Had he seen in that one second that whatever she did or said she would go back to him at the drop of his hat – if something did not stop her? – and one minute she found herself praying desperately that something would not stop her, and the next second that it would.

Would he find out where she was? Perhaps through Desmet? Would Desmet? She knew – she knew – that sooner or later she would find one or other of them waiting for her.

Esther did not tell anyone what she went through in the fortnight which followed. Laforêt – who was cursed with too much imagination – later thought that he had some idea.

It was Desmet who came. She was quite glad when at last it happened. And glad that he was so easy, so unembarrassed, so casually ready to admit he had spied her out. He had enough brass for a whole military band, that one. And the easy accustomed swank of a drum-major marching at its head.

Esther lost hers. Her head, she meant. Right bang there in the Van Lennepweg he walked in at the door as unconcerned and confident as the man come to tell you you've won ten thousand on the football pool.
‘Good
morning, Mevrouw. We've a simply great piece of news for you.'

Of course the great piece of news that people like Desmet brought was their own marvellous self. There he was, in his beautifully cut suit and shirt, with that lovely soft black leather briefcase exactly as though selling insurance, and his broad sunny smile.

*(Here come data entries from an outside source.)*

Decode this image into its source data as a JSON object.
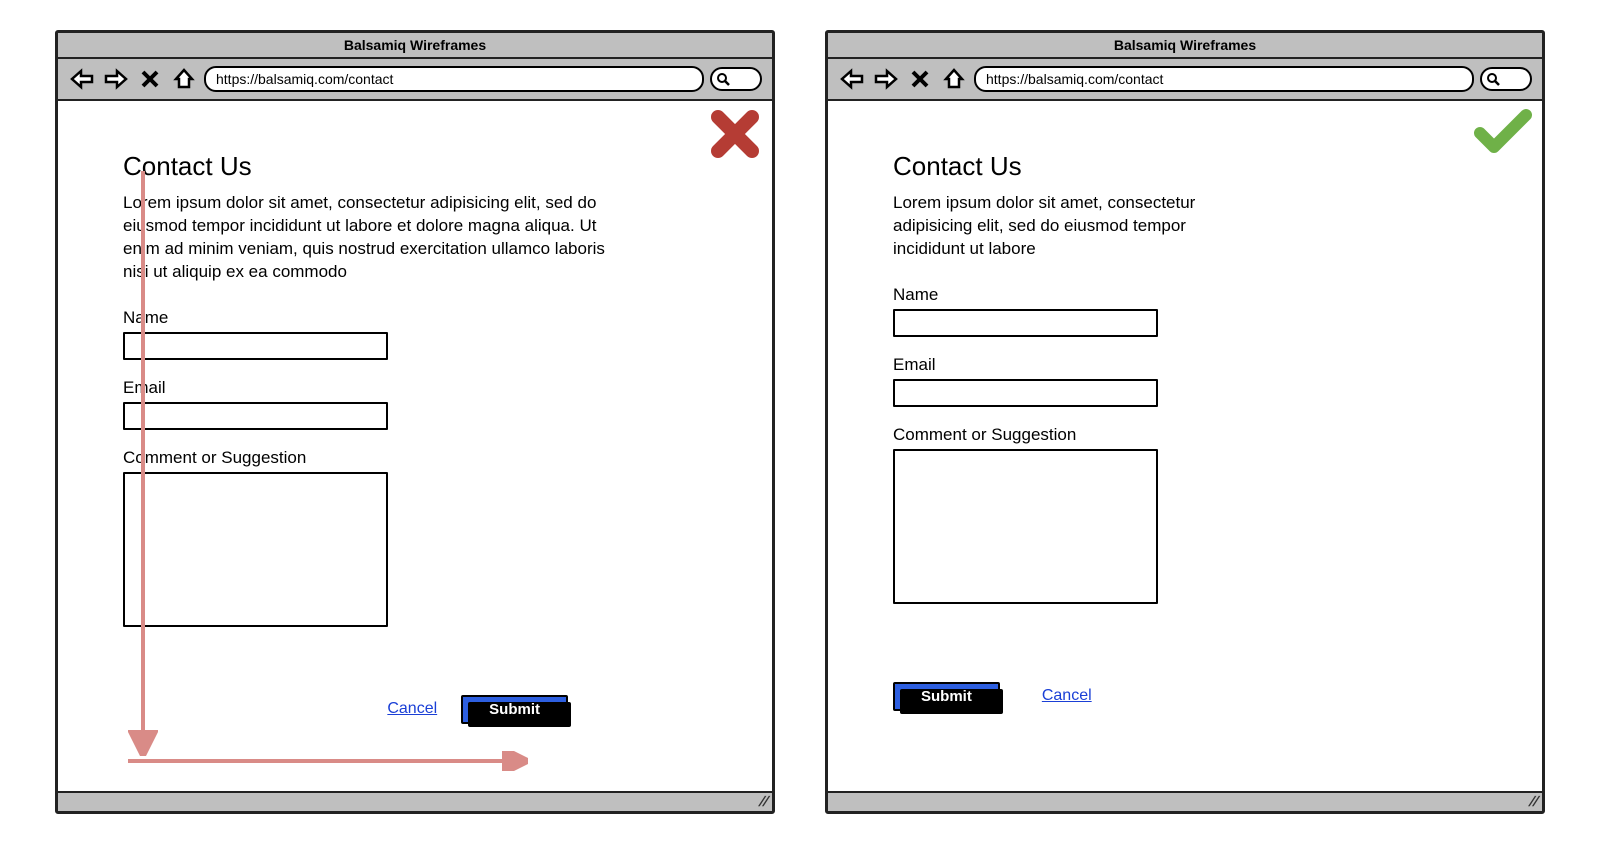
{
  "app_title": "Balsamiq Wireframes",
  "url": "https://balsamiq.com/contact",
  "left": {
    "status": "bad",
    "heading": "Contact Us",
    "intro": "Lorem ipsum dolor sit amet, consectetur adipisicing elit, sed do eiusmod tempor incididunt ut labore et dolore magna aliqua. Ut enim ad minim veniam, quis nostrud exercitation ullamco laboris nisi ut aliquip ex ea commodo",
    "labels": {
      "name": "Name",
      "email": "Email",
      "comment": "Comment or Suggestion"
    },
    "actions": {
      "cancel": "Cancel",
      "submit": "Submit"
    }
  },
  "right": {
    "status": "good",
    "heading": "Contact Us",
    "intro": "Lorem ipsum dolor sit amet, consectetur adipisicing elit, sed do eiusmod tempor incididunt ut labore",
    "labels": {
      "name": "Name",
      "email": "Email",
      "comment": "Comment or Suggestion"
    },
    "actions": {
      "submit": "Submit",
      "cancel": "Cancel"
    }
  },
  "colors": {
    "bad": "#b53c34",
    "good": "#6fb148",
    "primary": "#2d5fe0",
    "arrow": "#d98b87"
  }
}
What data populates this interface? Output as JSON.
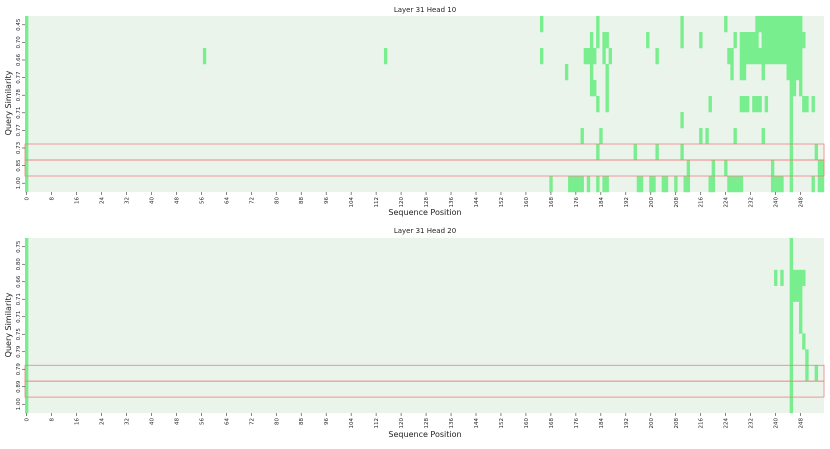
{
  "chart_data": [
    {
      "type": "heatmap",
      "title": "Layer 31 Head 10",
      "xlabel": "Sequence Position",
      "ylabel": "Query Similarity",
      "x_range": [
        0,
        256
      ],
      "x_ticks": [
        0,
        8,
        16,
        24,
        32,
        40,
        48,
        56,
        64,
        72,
        80,
        88,
        96,
        104,
        112,
        120,
        128,
        136,
        144,
        152,
        160,
        168,
        176,
        184,
        192,
        200,
        208,
        216,
        224,
        232,
        240,
        248
      ],
      "y_tick_labels": [
        "0.45",
        "0.70",
        "0.66",
        "0.77",
        "0.78",
        "0.71",
        "0.77",
        "0.73",
        "0.85",
        "1.00"
      ],
      "highlighted_rows": [
        8,
        9
      ],
      "background_color": "#eaf4ea",
      "active_color": "#79ee8f",
      "highlight_color": "#f08080",
      "active_cells": [
        {
          "row": 0,
          "x": [
            0,
            165,
            183,
            210,
            224,
            234,
            235,
            236,
            237,
            238,
            239,
            240,
            241,
            242,
            243,
            244,
            245,
            246,
            247,
            248
          ]
        },
        {
          "row": 1,
          "x": [
            0,
            181,
            183,
            185,
            186,
            199,
            210,
            216,
            227,
            229,
            230,
            231,
            232,
            233,
            234,
            236,
            237,
            238,
            239,
            240,
            241,
            242,
            243,
            244,
            245,
            246,
            247,
            248,
            249
          ]
        },
        {
          "row": 2,
          "x": [
            0,
            57,
            115,
            165,
            179,
            180,
            181,
            182,
            185,
            187,
            202,
            225,
            226,
            229,
            230,
            231,
            232,
            233,
            234,
            235,
            236,
            237,
            238,
            239,
            240,
            241,
            242,
            243,
            244,
            245,
            246,
            247,
            248
          ]
        },
        {
          "row": 3,
          "x": [
            0,
            173,
            181,
            186,
            226,
            229,
            230,
            236,
            244,
            245,
            246,
            247,
            248
          ]
        },
        {
          "row": 4,
          "x": [
            0,
            181,
            182,
            186,
            245,
            246,
            248
          ]
        },
        {
          "row": 5,
          "x": [
            0,
            183,
            186,
            219,
            229,
            230,
            231,
            233,
            234,
            235,
            237,
            245,
            249,
            250,
            252
          ]
        },
        {
          "row": 6,
          "x": [
            0,
            210,
            245
          ]
        },
        {
          "row": 7,
          "x": [
            0,
            178,
            184,
            216,
            218,
            227,
            236,
            245
          ]
        },
        {
          "row": 8,
          "x": [
            0,
            183,
            195,
            202,
            210,
            245,
            253
          ]
        },
        {
          "row": 9,
          "x": [
            0,
            212,
            220,
            224,
            239,
            245,
            254,
            255
          ]
        },
        {
          "row": 10,
          "x": [
            0,
            168,
            174,
            175,
            176,
            177,
            178,
            180,
            183,
            185,
            186,
            196,
            197,
            200,
            201,
            204,
            205,
            208,
            211,
            212,
            219,
            220,
            225,
            226,
            227,
            228,
            229,
            239,
            240,
            241,
            242,
            245,
            252,
            254,
            255
          ]
        }
      ],
      "row_count": 11
    },
    {
      "type": "heatmap",
      "title": "Layer 31 Head 20",
      "xlabel": "Sequence Position",
      "ylabel": "Query Similarity",
      "x_range": [
        0,
        256
      ],
      "x_ticks": [
        0,
        8,
        16,
        24,
        32,
        40,
        48,
        56,
        64,
        72,
        80,
        88,
        96,
        104,
        112,
        120,
        128,
        136,
        144,
        152,
        160,
        168,
        176,
        184,
        192,
        200,
        208,
        216,
        224,
        232,
        240,
        248
      ],
      "y_tick_labels": [
        "0.75",
        "0.80",
        "0.66",
        "0.71",
        "0.71",
        "0.75",
        "0.79",
        "0.79",
        "0.89",
        "1.00"
      ],
      "highlighted_rows": [
        8,
        9
      ],
      "background_color": "#eaf4ea",
      "active_color": "#79ee8f",
      "highlight_color": "#f08080",
      "active_cells": [
        {
          "row": 0,
          "x": [
            0,
            245
          ]
        },
        {
          "row": 1,
          "x": [
            0,
            245
          ]
        },
        {
          "row": 2,
          "x": [
            0,
            240,
            242,
            245,
            246,
            247,
            248,
            249
          ]
        },
        {
          "row": 3,
          "x": [
            0,
            245,
            246,
            247,
            248
          ]
        },
        {
          "row": 4,
          "x": [
            0,
            245,
            248
          ]
        },
        {
          "row": 5,
          "x": [
            0,
            245,
            248
          ]
        },
        {
          "row": 6,
          "x": [
            0,
            245,
            249
          ]
        },
        {
          "row": 7,
          "x": [
            0,
            245,
            250
          ]
        },
        {
          "row": 8,
          "x": [
            0,
            245,
            250,
            253
          ]
        },
        {
          "row": 9,
          "x": [
            0,
            245
          ]
        },
        {
          "row": 10,
          "x": [
            0,
            245
          ]
        }
      ],
      "row_count": 11
    }
  ]
}
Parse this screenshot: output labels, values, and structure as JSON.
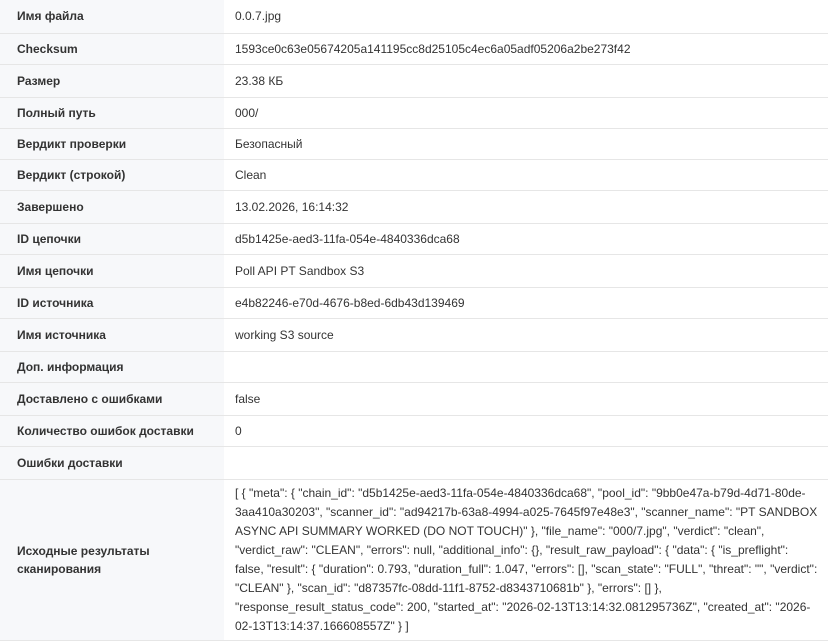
{
  "rows": [
    {
      "key": "Имя файла",
      "value": "0.0.7.jpg"
    },
    {
      "key": "Checksum",
      "value": "1593ce0c63e05674205a141195cc8d25105c4ec6a05adf05206a2be273f42"
    },
    {
      "key": "Размер",
      "value": "23.38 КБ"
    },
    {
      "key": "Полный путь",
      "value": "000/"
    },
    {
      "key": "Вердикт проверки",
      "value": "Безопасный"
    },
    {
      "key": "Вердикт (строкой)",
      "value": "Clean"
    },
    {
      "key": "Завершено",
      "value": "13.02.2026, 16:14:32"
    },
    {
      "key": "ID цепочки",
      "value": "d5b1425e-aed3-11fa-054e-4840336dca68"
    },
    {
      "key": "Имя цепочки",
      "value": "Poll API PT Sandbox S3"
    },
    {
      "key": "ID источника",
      "value": "e4b82246-e70d-4676-b8ed-6db43d139469"
    },
    {
      "key": "Имя источника",
      "value": "working S3 source"
    },
    {
      "key": "Доп. информация",
      "value": ""
    },
    {
      "key": "Доставлено с ошибками",
      "value": "false"
    },
    {
      "key": "Количество ошибок доставки",
      "value": "0"
    },
    {
      "key": "Ошибки доставки",
      "value": ""
    },
    {
      "key": "Исходные результаты сканирования",
      "value": "[ { \"meta\": { \"chain_id\": \"d5b1425e-aed3-11fa-054e-4840336dca68\", \"pool_id\": \"9bb0e47a-b79d-4d71-80de-3aa410a30203\", \"scanner_id\": \"ad94217b-63a8-4994-a025-7645f97e48e3\", \"scanner_name\": \"PT SANDBOX ASYNC API SUMMARY WORKED (DO NOT TOUCH)\" }, \"file_name\": \"000/7.jpg\", \"verdict\": \"clean\", \"verdict_raw\": \"CLEAN\", \"errors\": null, \"additional_info\": {}, \"result_raw_payload\": { \"data\": { \"is_preflight\": false, \"result\": { \"duration\": 0.793, \"duration_full\": 1.047, \"errors\": [], \"scan_state\": \"FULL\", \"threat\": \"\", \"verdict\": \"CLEAN\" }, \"scan_id\": \"d87357fc-08dd-11f1-8752-d8343710681b\" }, \"errors\": [] }, \"response_result_status_code\": 200, \"started_at\": \"2026-02-13T13:14:32.081295736Z\", \"created_at\": \"2026-02-13T13:14:37.166608557Z\" } ]"
    }
  ]
}
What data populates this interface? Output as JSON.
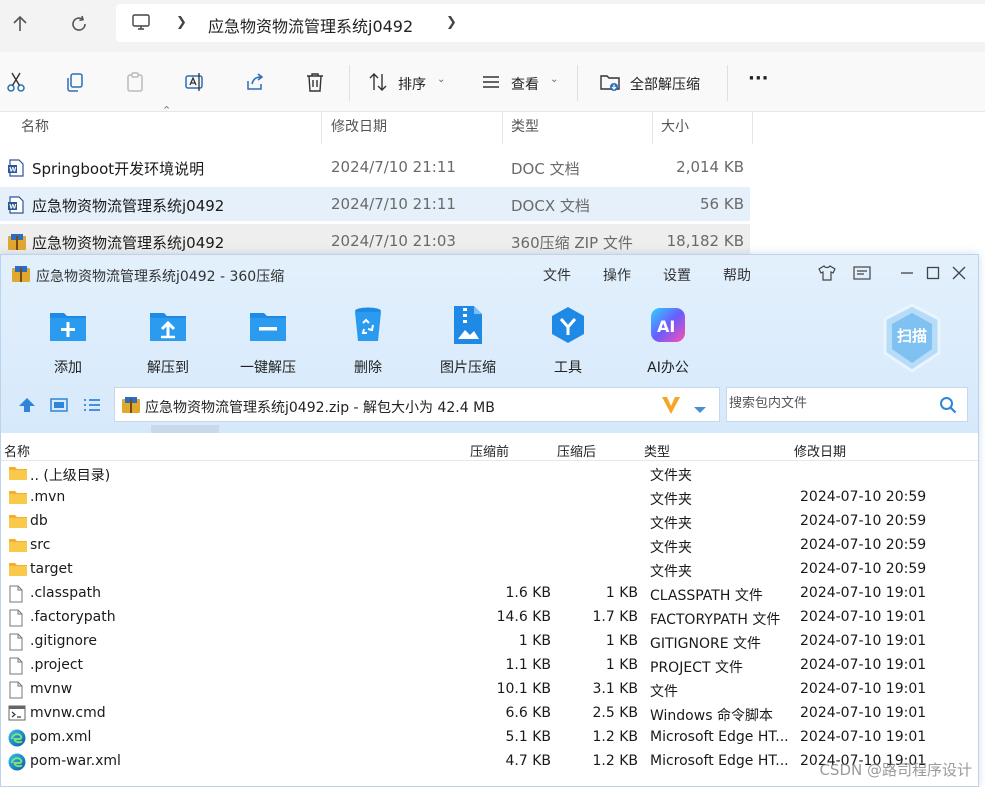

Walked in before it entered her head that she could have shut the door again.

‘Hallo, Esther.' Cheerleader.

‘I'm sorry, the place is a mess. My girl's at school. I wasn't
expecting anyone. I'm sorry, sit down. Can I offer you something? – I've some whisky,' desperately.

‘I'd love that. Trust Esther to have something good.' In her nervousness and haste she poured herself an enormous one, far bigger than she intended, slopping some on her fingers. It was a brand new bottle of Johnny Walker, bought just that morning, the tissue paper still wound round the bright red and gold label. When he went it was empty, and she stayed sitting there looking at it, tipping it up to her mouth to get the last drops out, throwing it in the bin and crawling after it to get it back out, with an absurd notion of sticking it up on a bracket with a ribbon round it and a little gold-edged card saying ‘Esther Marx is a whore – everybody knows that'. Esther Marx is a whore, Esther Marx is a whore, beating in her head, beating with drums, in march time. The drums swelled and banged inside her head, and the boots of a column of soldiers following, cracking down in rapid rhythm. Boots, boots, boots, boots … Go on, boots, kick me to death.